When I smell snickerdoodles baking in the oven I'm reminded of Grandma and Grandpa Cole. And the days when they would come visit, and Grandpa would pick us up from school, and we'd come home to Grandma's freshly baked snickerdoodles. I love remembering those days.

Then there's smells that remind me of those first days in Australia 12 years ago. There's that orange air-freshener, anytime I smell it I'm taking back to our foot street house and those first few days. There's the smell of quiche being heated in the oven, our first breakfast in Australia. (we were told later not only do Australians not usually eat egg and bacon quiche for breakfast, but they usually eat it cold, so it's not a smell I smell often :) ). There's the smell of sweet water creek. I'm not even sure exactly what it is, but even now when I go for walks there it smells like 2006. My sisters and I call them 'WOAH!' moments. Those moments when without realising it, a smell, or a sound, or a sight take you back to first moving to Australia, when things were so different and even smells were foreign.

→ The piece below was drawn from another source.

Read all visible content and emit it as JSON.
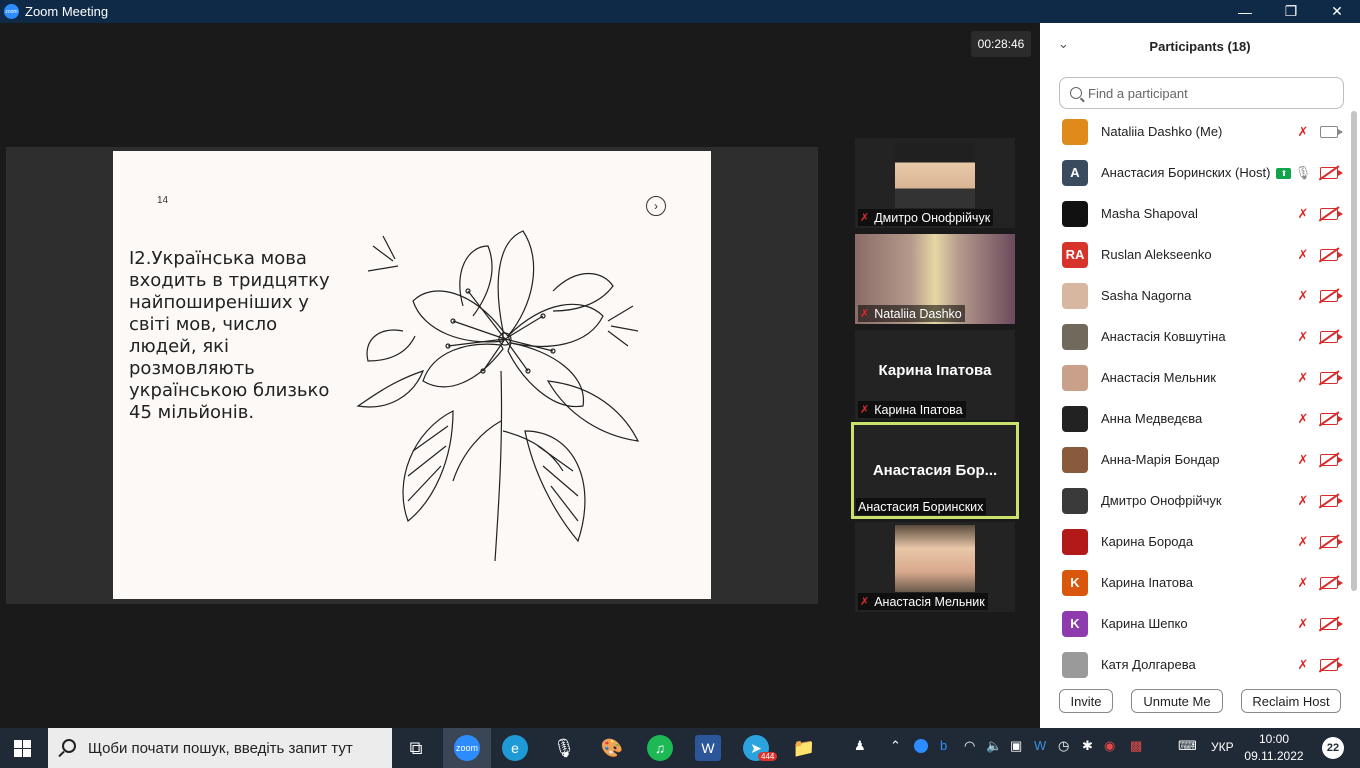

It's nice to look back, and reflect. Yesterday was our last worship service in the guide hall that we've used for the past many years. (We couldn't remember exactly how long we'd been there, which sent me searching through old bulletins. May 14th, 2006 was our first service there, so it has nearly been 12 years in that building) And one of our elders, Tony, reflected on those years in this building. The ways God has used this place for our worship services, the baptisms that have taken place, the people who have professed their faith,the worship and fellowship that has taken place as God has met with us. It was a good reminder to remember. Remember the great things that God has done for us, remember the ways God has blessed us, remember the people whose lives we've been able to reach and be a part of over the years, and even to remember the hard times, because we also remember that God has brought us through them. Both as individuals, and as a church family.

So as I smell things and am reminded of things, I'm thankful. Thankful that God gave us memories. Thankful that random sights and sounds and smells can take me back to places and times to think about and relive to things that God has done in my life.